El ministro Marcelo Roncaglia fue categórico al hablar del caso. «No es una simple sospecha», afirmó, y aclaró que cuando un juez federal ordena una detención para indagatoria es porque existen elementos concretos que lo justifican. «Hay muchas pruebas, le puedo asegurar, pero no puedo estar en detalle», dijo, en referencia al secreto de sumario que pesa sobre la causa.
Roncaglia también destacó la calidad del trabajo previo de los investigadores de la propia fuerza. «La investigación la hizo la Policía de Entre Ríos. Pude ver los informes que le hicieron al juez y son muy concretos, muy puntuales y de mucha seriedad», señaló. Y fue claro respecto a la postura del Gobierno provincial: «Nosotros teníamos por premisa ir hasta las últimas consecuencias y no nos importan los actores. Nadie está por encima de la ley».

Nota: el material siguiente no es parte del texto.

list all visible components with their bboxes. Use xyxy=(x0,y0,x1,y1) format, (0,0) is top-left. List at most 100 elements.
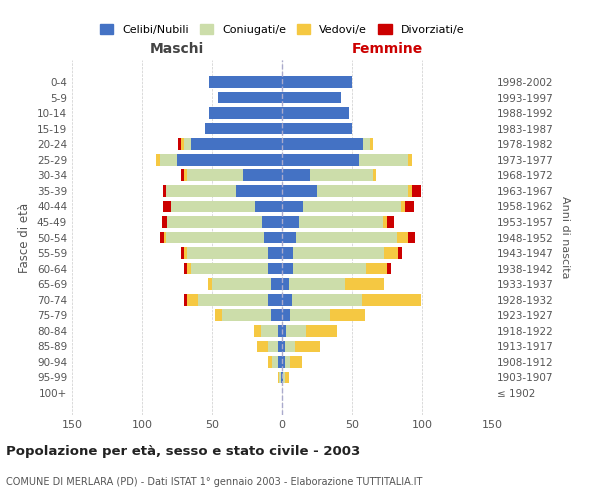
Bar xyxy=(161,216,167,228)
Bar xyxy=(408,154,412,166)
Bar xyxy=(296,232,397,243)
Bar xyxy=(286,325,306,336)
Bar xyxy=(163,200,172,212)
Bar xyxy=(283,372,285,384)
Bar xyxy=(278,372,279,384)
Bar xyxy=(262,216,282,228)
Bar xyxy=(278,325,282,336)
Bar xyxy=(268,294,282,306)
Bar xyxy=(317,185,408,196)
Bar xyxy=(282,232,296,243)
Y-axis label: Fasce di età: Fasce di età xyxy=(19,202,31,272)
Bar xyxy=(256,200,282,212)
Bar xyxy=(268,340,278,352)
Bar xyxy=(187,263,191,274)
Bar xyxy=(282,170,310,181)
Text: Maschi: Maschi xyxy=(150,42,204,56)
Bar xyxy=(172,200,256,212)
Bar xyxy=(384,247,398,259)
Bar xyxy=(282,185,317,196)
Bar xyxy=(289,278,345,290)
Bar xyxy=(366,263,387,274)
Bar xyxy=(293,263,366,274)
Bar xyxy=(373,170,376,181)
Bar xyxy=(222,310,271,321)
Bar xyxy=(209,107,282,119)
Bar xyxy=(362,294,421,306)
Bar xyxy=(282,340,285,352)
Bar xyxy=(282,216,299,228)
Bar xyxy=(397,232,408,243)
Bar xyxy=(282,310,290,321)
Bar xyxy=(178,138,181,150)
Bar xyxy=(408,185,412,196)
Bar xyxy=(181,247,184,259)
Y-axis label: Anni di nascita: Anni di nascita xyxy=(560,196,570,279)
Bar xyxy=(264,232,282,243)
Bar xyxy=(279,372,281,384)
Bar xyxy=(184,263,187,274)
Bar xyxy=(184,170,187,181)
Bar xyxy=(370,138,373,150)
Bar xyxy=(271,278,282,290)
Bar xyxy=(383,216,387,228)
Bar xyxy=(282,325,286,336)
Bar xyxy=(191,263,268,274)
Bar xyxy=(271,310,282,321)
Bar xyxy=(209,76,282,88)
Bar xyxy=(268,356,272,368)
Bar xyxy=(205,123,282,134)
Bar xyxy=(177,154,282,166)
Bar xyxy=(181,138,184,150)
Bar xyxy=(184,294,187,306)
Bar xyxy=(282,294,292,306)
Bar xyxy=(282,278,289,290)
Bar xyxy=(187,294,198,306)
Bar xyxy=(236,185,282,196)
Bar xyxy=(156,154,160,166)
Bar xyxy=(282,263,293,274)
Bar xyxy=(257,340,268,352)
Bar xyxy=(310,170,373,181)
Bar xyxy=(243,170,282,181)
Bar xyxy=(208,278,212,290)
Bar xyxy=(295,340,320,352)
Bar xyxy=(285,372,289,384)
Bar xyxy=(181,170,184,181)
Bar xyxy=(272,356,278,368)
Bar xyxy=(412,185,421,196)
Text: Femmine: Femmine xyxy=(352,42,422,56)
Bar xyxy=(163,185,166,196)
Bar xyxy=(282,247,293,259)
Bar xyxy=(293,247,384,259)
Bar xyxy=(218,92,282,104)
Bar xyxy=(187,247,268,259)
Bar xyxy=(303,200,401,212)
Bar xyxy=(166,232,264,243)
Bar xyxy=(212,278,271,290)
Bar xyxy=(329,310,365,321)
Bar xyxy=(164,232,166,243)
Legend: Celibi/Nubili, Coniugati/e, Vedovi/e, Divorziati/e: Celibi/Nubili, Coniugati/e, Vedovi/e, Di… xyxy=(95,20,469,39)
Bar xyxy=(215,310,222,321)
Bar xyxy=(160,154,177,166)
Bar xyxy=(282,200,303,212)
Bar xyxy=(292,294,362,306)
Bar xyxy=(363,138,370,150)
Bar xyxy=(282,92,341,104)
Bar xyxy=(198,294,268,306)
Bar xyxy=(278,340,282,352)
Bar xyxy=(285,340,295,352)
Bar xyxy=(398,247,403,259)
Bar xyxy=(290,310,329,321)
Bar xyxy=(184,138,191,150)
Text: Popolazione per età, sesso e stato civile - 2003: Popolazione per età, sesso e stato civil… xyxy=(6,445,360,458)
Bar xyxy=(191,138,282,150)
Text: COMUNE DI MERLARA (PD) - Dati ISTAT 1° gennaio 2003 - Elaborazione TUTTITALIA.IT: COMUNE DI MERLARA (PD) - Dati ISTAT 1° g… xyxy=(6,477,422,487)
Bar xyxy=(282,123,352,134)
Bar xyxy=(282,372,283,384)
Bar xyxy=(285,356,290,368)
Bar xyxy=(282,76,352,88)
Bar xyxy=(282,138,363,150)
Bar xyxy=(282,356,285,368)
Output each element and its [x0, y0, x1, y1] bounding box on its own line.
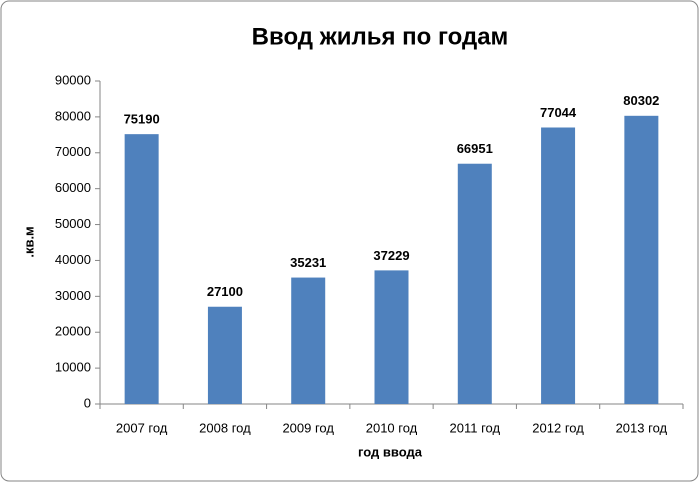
y-tick-label: 20000 — [55, 324, 91, 339]
data-label: 75190 — [124, 112, 160, 127]
bar — [124, 134, 159, 405]
y-tick-label: 40000 — [55, 252, 91, 267]
y-tick-label: 30000 — [55, 288, 91, 303]
bar — [291, 277, 326, 404]
y-tick-label: 50000 — [55, 216, 91, 231]
y-tick-label: 70000 — [55, 144, 91, 159]
x-tick-label: 2010 год — [366, 420, 418, 435]
data-label: 80302 — [623, 93, 659, 108]
x-tick-label: 2007 год — [116, 420, 168, 435]
bar — [374, 270, 409, 404]
x-axis-label: год ввода — [358, 444, 423, 459]
bar — [207, 306, 242, 404]
data-label: 37229 — [373, 248, 409, 263]
y-tick-label: 80000 — [55, 108, 91, 123]
x-tick-label: 2008 год — [199, 420, 251, 435]
bar — [541, 127, 576, 404]
x-tick-label: 2013 год — [616, 420, 668, 435]
data-label: 27100 — [207, 284, 243, 299]
data-label: 35231 — [290, 255, 326, 270]
x-tick-label: 2012 год — [532, 420, 584, 435]
y-tick-label: 10000 — [55, 360, 91, 375]
chart-title: Ввод жилья по годам — [252, 23, 509, 50]
x-tick-label: 2009 год — [282, 420, 334, 435]
bar — [624, 115, 659, 404]
x-tick-label: 2011 год — [450, 420, 501, 435]
y-tick-label: 90000 — [55, 72, 91, 87]
data-label: 66951 — [457, 141, 493, 156]
bar — [457, 163, 492, 404]
y-tick-label: 60000 — [55, 180, 91, 195]
data-label: 77044 — [540, 105, 577, 120]
y-tick-label: 0 — [84, 395, 91, 410]
y-axis-label: .кв.м — [21, 226, 36, 257]
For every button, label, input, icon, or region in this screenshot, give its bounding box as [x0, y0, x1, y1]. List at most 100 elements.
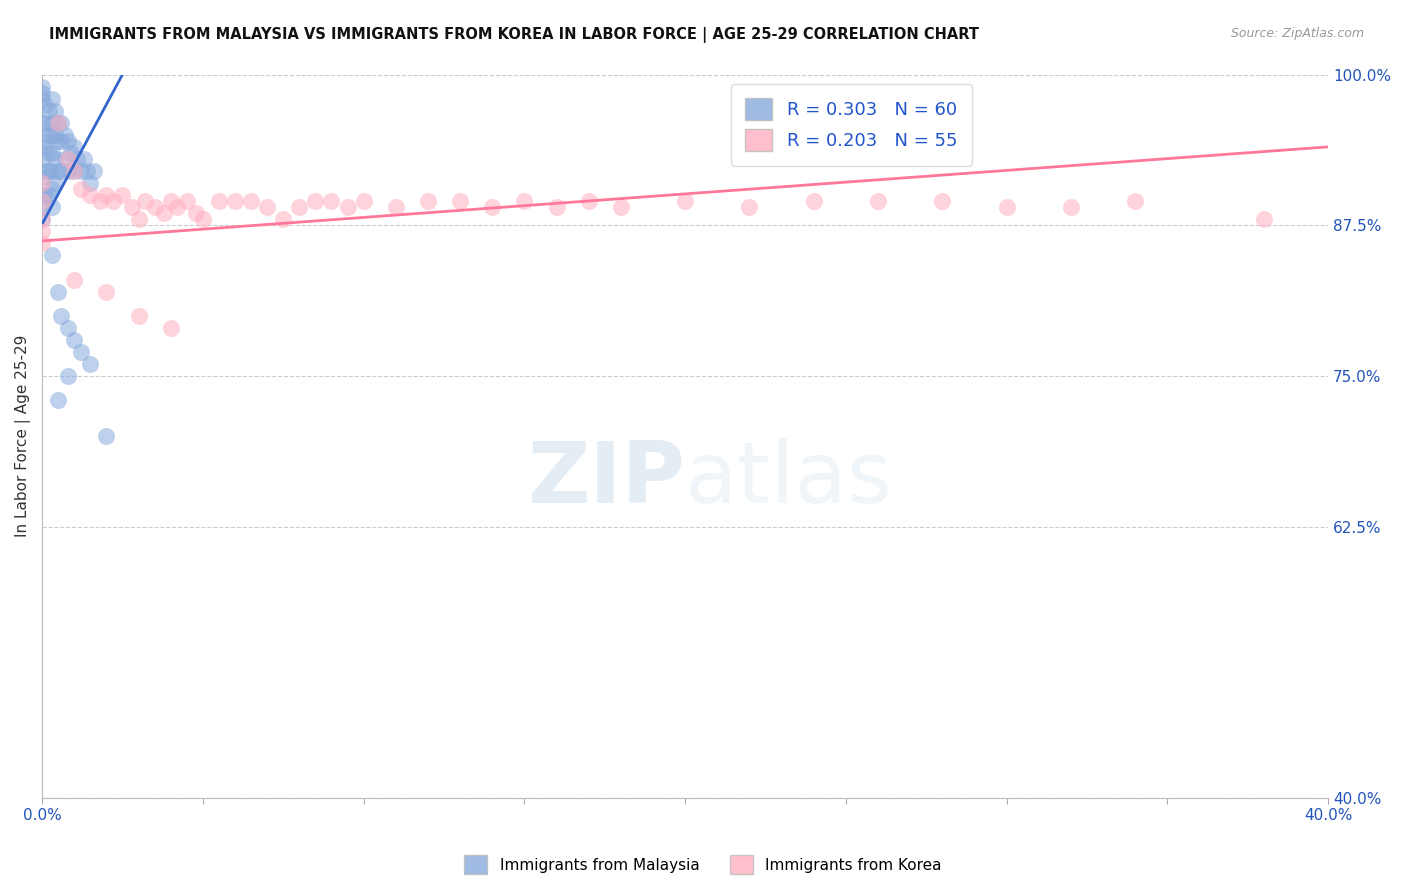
Point: [46, 134, 69, 148]
Point: [1123, 194, 1146, 208]
Point: [995, 200, 1018, 214]
Point: [79, 176, 101, 190]
Point: [738, 200, 761, 214]
Point: [1253, 212, 1275, 227]
Point: [31, 176, 53, 190]
Point: [46, 116, 69, 130]
Point: [931, 194, 953, 208]
Point: [31, 212, 53, 227]
Point: [56, 134, 79, 148]
Point: [134, 194, 156, 208]
Point: [31, 169, 53, 184]
Point: [159, 194, 181, 208]
Point: [336, 200, 359, 214]
Point: [56, 320, 79, 334]
Point: [803, 194, 825, 208]
Point: [304, 194, 326, 208]
Point: [44, 152, 66, 166]
Point: [166, 200, 188, 214]
Point: [866, 194, 889, 208]
Point: [51, 134, 73, 148]
Point: [38, 128, 60, 142]
Point: [159, 320, 181, 334]
Y-axis label: In Labor Force | Age 25-29: In Labor Force | Age 25-29: [15, 335, 31, 538]
Point: [51, 116, 73, 130]
Point: [31, 200, 53, 214]
Point: [34, 164, 56, 178]
Point: [66, 152, 89, 166]
Point: [56, 164, 79, 178]
Legend: R = 0.303   N = 60, R = 0.203   N = 55: R = 0.303 N = 60, R = 0.203 N = 55: [731, 84, 972, 166]
Point: [63, 164, 86, 178]
Point: [53, 152, 76, 166]
Point: [31, 134, 53, 148]
Point: [321, 194, 343, 208]
Point: [271, 212, 294, 227]
Point: [128, 212, 150, 227]
Point: [143, 200, 166, 214]
Point: [31, 86, 53, 100]
Point: [481, 200, 503, 214]
Point: [31, 79, 53, 94]
Point: [176, 194, 198, 208]
Point: [153, 206, 176, 220]
Point: [76, 164, 98, 178]
Point: [31, 236, 53, 251]
Point: [256, 200, 278, 214]
Point: [79, 357, 101, 371]
Point: [31, 92, 53, 106]
Point: [56, 369, 79, 384]
Point: [56, 152, 79, 166]
Legend: Immigrants from Malaysia, Immigrants from Korea: Immigrants from Malaysia, Immigrants fro…: [458, 849, 948, 880]
Point: [51, 164, 73, 178]
Point: [89, 194, 111, 208]
Text: IMMIGRANTS FROM MALAYSIA VS IMMIGRANTS FROM KOREA IN LABOR FORCE | AGE 25-29 COR: IMMIGRANTS FROM MALAYSIA VS IMMIGRANTS F…: [49, 27, 979, 43]
Point: [46, 393, 69, 408]
Point: [240, 194, 263, 208]
Point: [41, 128, 63, 142]
Point: [69, 164, 91, 178]
Point: [63, 272, 86, 286]
Point: [41, 182, 63, 196]
Point: [191, 212, 214, 227]
Point: [513, 194, 536, 208]
Point: [416, 194, 439, 208]
Point: [673, 194, 696, 208]
Point: [578, 194, 600, 208]
Point: [38, 103, 60, 118]
Point: [34, 97, 56, 112]
Point: [38, 164, 60, 178]
Point: [46, 164, 69, 178]
Point: [41, 92, 63, 106]
Point: [46, 116, 69, 130]
Point: [384, 200, 406, 214]
Point: [83, 164, 105, 178]
Point: [53, 128, 76, 142]
Point: [34, 188, 56, 202]
Point: [546, 200, 568, 214]
Point: [128, 309, 150, 323]
Point: [44, 176, 66, 190]
Point: [44, 128, 66, 142]
Point: [63, 140, 86, 154]
Point: [41, 116, 63, 130]
Point: [60, 145, 83, 160]
Point: [31, 116, 53, 130]
Point: [51, 309, 73, 323]
Point: [34, 140, 56, 154]
Text: ZIP: ZIP: [527, 438, 685, 521]
Point: [38, 145, 60, 160]
Point: [79, 188, 101, 202]
Point: [41, 248, 63, 262]
Point: [610, 200, 633, 214]
Point: [73, 152, 96, 166]
Point: [31, 188, 53, 202]
Point: [353, 194, 375, 208]
Point: [1060, 200, 1083, 214]
Point: [63, 164, 86, 178]
Point: [69, 182, 91, 196]
Point: [111, 188, 134, 202]
Point: [31, 224, 53, 238]
Point: [121, 200, 143, 214]
Point: [101, 194, 124, 208]
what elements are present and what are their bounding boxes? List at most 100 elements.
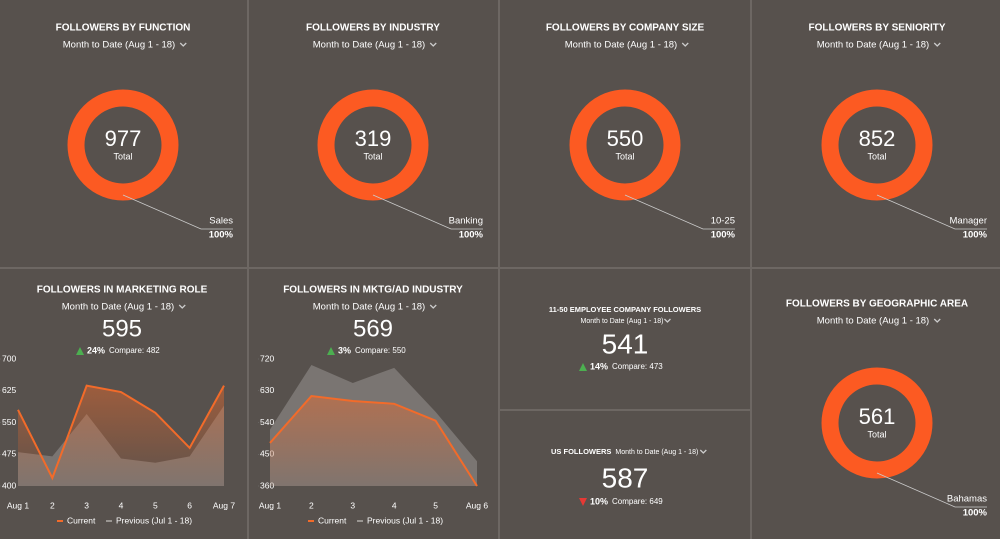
leader-line bbox=[876, 194, 987, 230]
x-tick-label: 3 bbox=[350, 500, 355, 510]
legend-label: Previous (Jul 1 - 18) bbox=[367, 515, 443, 525]
donut-ring bbox=[821, 89, 933, 201]
period: Month to Date (Aug 1 - 18) bbox=[313, 40, 425, 51]
panel-title: FOLLOWERS IN MARKETING ROLE bbox=[37, 285, 208, 296]
period: Month to Date (Aug 1 - 18) bbox=[565, 40, 677, 51]
x-tick-label: 2 bbox=[50, 500, 55, 510]
dropdown-chevron bbox=[179, 42, 187, 47]
compare: Compare: 482 bbox=[109, 346, 160, 355]
segment-percent: 100% bbox=[963, 230, 988, 241]
leader-line bbox=[372, 194, 483, 230]
x-tick-label: Aug 6 bbox=[466, 500, 488, 510]
kpi-value: 569 bbox=[353, 315, 393, 342]
dropdown-chevron bbox=[933, 42, 941, 47]
period: Month to Date (Aug 1 - 18) bbox=[817, 316, 929, 327]
y-tick-label: 360 bbox=[260, 480, 274, 490]
y-tick-label: 540 bbox=[260, 417, 274, 427]
donut-total-label: Total bbox=[615, 151, 634, 161]
x-tick-label: 6 bbox=[187, 500, 192, 510]
legend-label: Current bbox=[67, 515, 96, 525]
donut-total: 852 bbox=[859, 126, 896, 151]
period: Month to Date (Aug 1 - 18) bbox=[313, 302, 425, 313]
down-arrow bbox=[579, 498, 587, 506]
panel-title: FOLLOWERS BY SENIORITY bbox=[808, 23, 945, 34]
x-tick-label: Aug 7 bbox=[213, 500, 235, 510]
y-tick-label: 625 bbox=[2, 385, 16, 395]
segment-percent: 100% bbox=[711, 230, 736, 241]
up-arrow bbox=[579, 363, 587, 371]
panel-title: FOLLOWERS BY GEOGRAPHIC AREA bbox=[786, 299, 968, 310]
dropdown-chevron bbox=[429, 42, 437, 47]
donut-total: 550 bbox=[607, 126, 644, 151]
up-arrow bbox=[327, 347, 335, 355]
segment-label: Bahamas bbox=[947, 494, 987, 505]
period: Month to Date (Aug 1 - 18) bbox=[62, 302, 174, 313]
donut-ring bbox=[317, 89, 429, 201]
donut-total-label: Total bbox=[113, 151, 132, 161]
donut-ring bbox=[821, 367, 933, 479]
donut-ring bbox=[67, 89, 179, 201]
panel-title: FOLLOWERS IN MKTG/AD INDUSTRY bbox=[283, 285, 463, 296]
current-area bbox=[18, 385, 224, 486]
segment-label: Manager bbox=[950, 216, 988, 227]
y-tick-label: 720 bbox=[260, 353, 274, 363]
donut-total-label: Total bbox=[867, 429, 886, 439]
dropdown-chevron bbox=[429, 304, 437, 309]
y-tick-label: 700 bbox=[2, 353, 16, 363]
change: 24% bbox=[87, 345, 105, 355]
dropdown-chevron bbox=[663, 318, 671, 323]
panel-title: FOLLOWERS BY FUNCTION bbox=[56, 23, 191, 34]
x-tick-label: 4 bbox=[392, 500, 397, 510]
y-tick-label: 550 bbox=[2, 417, 16, 427]
period: Month to Date (Aug 1 - 18) bbox=[817, 40, 929, 51]
current-line bbox=[269, 394, 478, 487]
x-tick-label: 5 bbox=[153, 500, 158, 510]
panel-title: FOLLOWERS BY INDUSTRY bbox=[306, 23, 440, 34]
y-tick-label: 400 bbox=[2, 480, 16, 490]
y-tick-label: 630 bbox=[260, 385, 274, 395]
dropdown-chevron bbox=[681, 42, 689, 47]
y-tick-label: 450 bbox=[260, 449, 274, 459]
x-tick-label: 2 bbox=[309, 500, 314, 510]
leader-line bbox=[122, 194, 233, 230]
panel-title: FOLLOWERS BY COMPANY SIZE bbox=[546, 23, 705, 34]
compare: Compare: 473 bbox=[612, 362, 663, 371]
panel-title: 11-50 EMPLOYEE COMPANY FOLLOWERS bbox=[549, 305, 701, 314]
donut-total-label: Total bbox=[867, 151, 886, 161]
segment-percent: 100% bbox=[459, 230, 484, 241]
dropdown-chevron bbox=[699, 449, 707, 454]
kpi-value: 541 bbox=[602, 328, 649, 359]
legend-label: Current bbox=[318, 515, 347, 525]
period: Month to Date (Aug 1 - 18) bbox=[581, 318, 664, 325]
donut-total: 319 bbox=[355, 126, 392, 151]
kpi-value: 595 bbox=[102, 315, 142, 342]
y-tick-label: 475 bbox=[2, 449, 16, 459]
segment-label: Banking bbox=[449, 216, 483, 227]
current-area bbox=[270, 396, 477, 486]
leader-line bbox=[876, 472, 987, 508]
change: 10% bbox=[590, 496, 608, 506]
donut-ring bbox=[569, 89, 681, 201]
compare: Compare: 649 bbox=[612, 497, 663, 506]
x-tick-label: Aug 1 bbox=[259, 500, 281, 510]
dropdown-chevron bbox=[933, 318, 941, 323]
change: 3% bbox=[338, 345, 351, 355]
donut-total: 977 bbox=[105, 126, 142, 151]
donut-total-label: Total bbox=[363, 151, 382, 161]
segment-percent: 100% bbox=[209, 230, 234, 241]
segment-label: 10-25 bbox=[711, 216, 735, 227]
compare: Compare: 550 bbox=[355, 346, 406, 355]
current-line bbox=[17, 384, 225, 481]
x-tick-label: 3 bbox=[84, 500, 89, 510]
x-tick-label: 5 bbox=[433, 500, 438, 510]
x-tick-label: Aug 1 bbox=[7, 500, 29, 510]
segment-label: Sales bbox=[209, 216, 233, 227]
segment-percent: 100% bbox=[963, 508, 988, 519]
change: 14% bbox=[590, 361, 608, 371]
up-arrow bbox=[76, 347, 84, 355]
legend-label: Previous (Jul 1 - 18) bbox=[116, 515, 192, 525]
kpi-value: 587 bbox=[602, 462, 649, 493]
period: Month to Date (Aug 1 - 18) bbox=[615, 449, 698, 456]
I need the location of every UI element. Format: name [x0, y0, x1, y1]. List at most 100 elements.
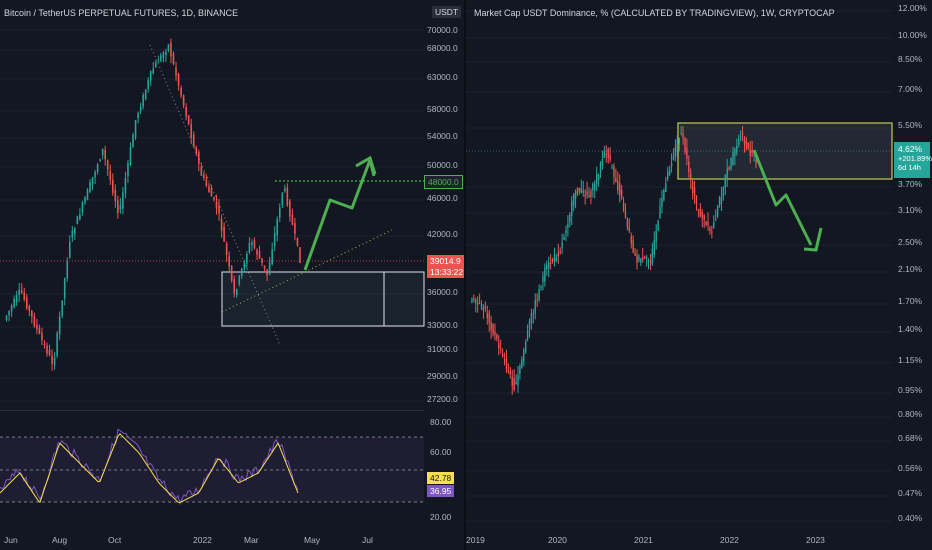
- time-tick: Mar: [244, 535, 259, 545]
- time-tick: 2021: [634, 535, 653, 545]
- symbol-label[interactable]: USDT: [432, 6, 462, 18]
- candle-body: [79, 214, 81, 220]
- candle-body: [753, 160, 755, 162]
- candle-body: [544, 267, 546, 282]
- candle-body: [628, 227, 631, 232]
- candle-body: [23, 292, 26, 300]
- candle-body: [10, 305, 13, 312]
- candle-body: [25, 297, 28, 309]
- candle-body: [101, 148, 104, 156]
- candle-body: [709, 228, 711, 231]
- candle-body: [114, 189, 117, 202]
- candle-body: [91, 177, 94, 185]
- candle-body: [599, 162, 602, 173]
- time-tick: 2019: [466, 535, 485, 545]
- candle-body: [730, 157, 732, 169]
- candle-body: [15, 294, 18, 303]
- candle-body: [534, 300, 536, 313]
- candle-body: [117, 200, 119, 213]
- candle-body: [590, 190, 592, 197]
- candle-body: [557, 252, 559, 257]
- candle-body: [492, 323, 494, 334]
- candle-body: [149, 71, 152, 81]
- candle-body: [66, 261, 69, 279]
- candle-body: [601, 159, 604, 166]
- time-tick: Aug: [52, 535, 68, 545]
- time-tick: May: [304, 535, 321, 545]
- candle-body: [584, 194, 586, 197]
- candle-body: [594, 183, 596, 190]
- candle-body: [561, 242, 563, 248]
- candle-body: [651, 248, 654, 264]
- price-tick: 50000.0: [427, 160, 458, 170]
- candle-body: [595, 174, 598, 184]
- candle-body: [278, 207, 281, 218]
- candle-body: [670, 162, 673, 167]
- candle-body: [286, 187, 289, 206]
- candle-body: [530, 313, 533, 323]
- candle-body: [728, 167, 730, 170]
- candle-body: [157, 61, 160, 63]
- candle-body: [714, 218, 717, 220]
- candle-body: [684, 137, 686, 153]
- btc-candles: [0, 29, 425, 506]
- candle-body: [747, 142, 750, 150]
- candle-body: [31, 310, 33, 317]
- time-tick: 2020: [548, 535, 567, 545]
- candle-body: [225, 243, 228, 255]
- candle-body: [205, 178, 208, 186]
- candle-body: [605, 153, 607, 155]
- candle-body: [299, 247, 301, 263]
- btc-chart-pane[interactable]: Bitcoin / TetherUS PERPETUAL FUTURES, 1D…: [0, 0, 467, 550]
- candle-body: [624, 210, 627, 218]
- candle-body: [162, 52, 165, 58]
- candle-body: [549, 262, 552, 264]
- candle-body: [261, 258, 263, 263]
- candle-body: [521, 358, 523, 369]
- candle-body: [284, 188, 286, 192]
- pane-separator[interactable]: [464, 0, 466, 550]
- candle-body: [711, 231, 713, 233]
- candle-body: [615, 177, 617, 182]
- pct-tick: 10.00%: [898, 30, 927, 40]
- candle-body: [109, 170, 112, 180]
- candle-body: [528, 320, 531, 329]
- rsi-tick: 20.00: [430, 512, 452, 522]
- candle-body: [137, 113, 139, 119]
- candle-body: [732, 152, 734, 165]
- candle-body: [724, 174, 726, 188]
- candle-body: [223, 226, 225, 242]
- candle-body: [741, 133, 744, 135]
- candle-body: [613, 165, 615, 177]
- candle-body: [526, 330, 529, 341]
- candle-body: [99, 159, 101, 162]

El ministro también se encargó de aclarar que el caso no implica una situación que alcance a toda la institución policial. «No es institucional. Puede haber uno o dos actores, pero no son todos así», sostuvo. Hasta el momento, la causa registra cinco detenidos: el comisario Rosatelli y cuatro civiles. La investigación sigue su curso bajo reserva judicial.